Avigdor Liberman, one of Netanyahu's sharpest critics and a former defense minister, told Reuters: "On the topic of Iran, right now he is doing the right thing." Most Israelis support destroying Iran's nuclear program. When missiles are flying, you don't switch pilots.
That rally-around-the-flag effect is why the December contract dropped from 60% to 46% this month. The market sees a leader who bought himself a runway.
But wars end. The election is coming.
Israeli law requires an election by October 27, 2026. Analysts expect it as early as June or July. Netanyahu's allies reportedly want to call a snap election while the war is still popular, before the momentum fades.
The problem: the polls haven't moved in his favor. Bennett's party, "Bennett 2026," sits within a few seats of Likud. Bennett went on a media blitz this week, telling Ynet that Netanyahu "needs to go home." He said: "After three decades in power, and after the greatest disaster in Israel's history occurred on his watch, a leader must know when to step aside with dignity." He didn't name Netanyahu. Everyone knew.
Even with the war, Netanyahu's governing position is weak. He has 50 seats in a 120-seat Knesset. The ultra-Orthodox parties left the government (though not formally the coalition) over draft exemptions. Far-right parties threaten to walk over Gaza policy. The budget deadline in late March could trigger early elections if it isn't passed.

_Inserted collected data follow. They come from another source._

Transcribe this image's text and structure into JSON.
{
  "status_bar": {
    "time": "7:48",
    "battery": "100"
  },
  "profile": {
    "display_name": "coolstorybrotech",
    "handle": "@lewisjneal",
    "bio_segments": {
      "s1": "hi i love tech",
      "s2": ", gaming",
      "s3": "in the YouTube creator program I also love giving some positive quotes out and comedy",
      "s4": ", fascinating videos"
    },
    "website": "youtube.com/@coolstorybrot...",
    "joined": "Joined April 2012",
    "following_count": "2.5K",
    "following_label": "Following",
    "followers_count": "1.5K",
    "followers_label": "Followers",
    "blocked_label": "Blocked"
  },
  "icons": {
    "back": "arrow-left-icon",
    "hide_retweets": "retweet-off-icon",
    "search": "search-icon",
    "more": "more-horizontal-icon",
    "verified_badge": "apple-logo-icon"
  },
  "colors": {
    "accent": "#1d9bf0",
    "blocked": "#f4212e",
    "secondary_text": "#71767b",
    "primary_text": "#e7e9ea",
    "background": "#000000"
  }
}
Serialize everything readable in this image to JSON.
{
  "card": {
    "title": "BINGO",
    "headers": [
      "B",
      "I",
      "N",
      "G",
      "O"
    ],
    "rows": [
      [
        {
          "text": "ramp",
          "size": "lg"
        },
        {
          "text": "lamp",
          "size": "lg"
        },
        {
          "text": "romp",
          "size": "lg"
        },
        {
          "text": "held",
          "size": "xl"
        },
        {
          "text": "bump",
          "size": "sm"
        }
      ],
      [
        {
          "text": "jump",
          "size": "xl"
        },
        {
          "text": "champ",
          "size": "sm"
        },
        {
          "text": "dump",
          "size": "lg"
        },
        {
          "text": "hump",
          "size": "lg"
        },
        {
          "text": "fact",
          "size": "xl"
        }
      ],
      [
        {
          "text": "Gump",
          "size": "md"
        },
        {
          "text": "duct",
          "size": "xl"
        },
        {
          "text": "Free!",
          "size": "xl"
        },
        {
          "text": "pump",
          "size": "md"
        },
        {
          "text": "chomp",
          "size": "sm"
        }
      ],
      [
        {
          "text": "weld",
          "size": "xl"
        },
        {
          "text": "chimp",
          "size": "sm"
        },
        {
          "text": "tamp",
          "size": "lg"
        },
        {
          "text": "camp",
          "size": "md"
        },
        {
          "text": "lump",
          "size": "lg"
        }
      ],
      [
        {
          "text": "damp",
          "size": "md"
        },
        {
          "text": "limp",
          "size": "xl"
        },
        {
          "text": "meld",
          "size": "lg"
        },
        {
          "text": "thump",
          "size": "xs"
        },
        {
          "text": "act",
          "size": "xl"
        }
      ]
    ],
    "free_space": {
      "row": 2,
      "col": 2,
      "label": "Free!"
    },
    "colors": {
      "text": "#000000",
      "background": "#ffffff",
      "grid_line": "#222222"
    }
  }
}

Polls show the anti-Netanyahu bloc winning roughly 60 seats to his 50, with Arab parties holding the remaining 10. That's no majority for either side. The real question is whether Arab parties or right-wing defectors would join a Bennett coalition — and at what price.
Why Netanyahu's future is a markets story
Because the Israeli prime minister is co-running a war that has shut down roughly 20% of the world's oil supply through the Strait of Hormuz.
His political survival shapes the war's timeline. If he believes an early election favors him while the conflict is still popular, he has reason to keep the pressure high through the campaign. If the war turns unpopular before that, he has reason to cut a deal fast.
Kalshi gives only a 33% chance the Strait of Hormuz reopens before May. Polymarket has U.S. forces entering Iran by April 30 at 63%. If American boots hit the ground, switching leaders mid-conflict becomes politically harder for Israeli voters.
The war also connects to U.S. domestic politics. Trump's approval is at 37% in the latest Quinnipiac poll. Kalshi has Democrats flipping the Senate at 51%. A change in Israeli leadership that shifts strategy toward diplomacy and reopens the strait could alter the political math in Washington before November.
If the budget passes in late March, snap election pressure drops and Netanyahu survives longer If the Iran war produces a clean military win before summer, his polling improves U.S. ground involvement changes the political calculus for Israeli voters regardless of domestic opposition The ultra-Orthodox parties could return to the coalition in exchange for draft exemption concessions, giving him a working majority
The market says 46% chance Netanyahu is out by December. That's close to a coin flip. The war bought him time, but the election is coming and the polls haven't changed in his favor.
Late March: Budget deadline. Failure triggers early elections. June-July: Possible snap election window if war momentum holds. October 27: Legal election deadline.
At 46%, the market is saying: he'll probably survive the war, but he might not survive the vote. Seventeen years is a long time. Every Israeli prime minister loses eventually. The $81 million question is whether "eventually" means 2026.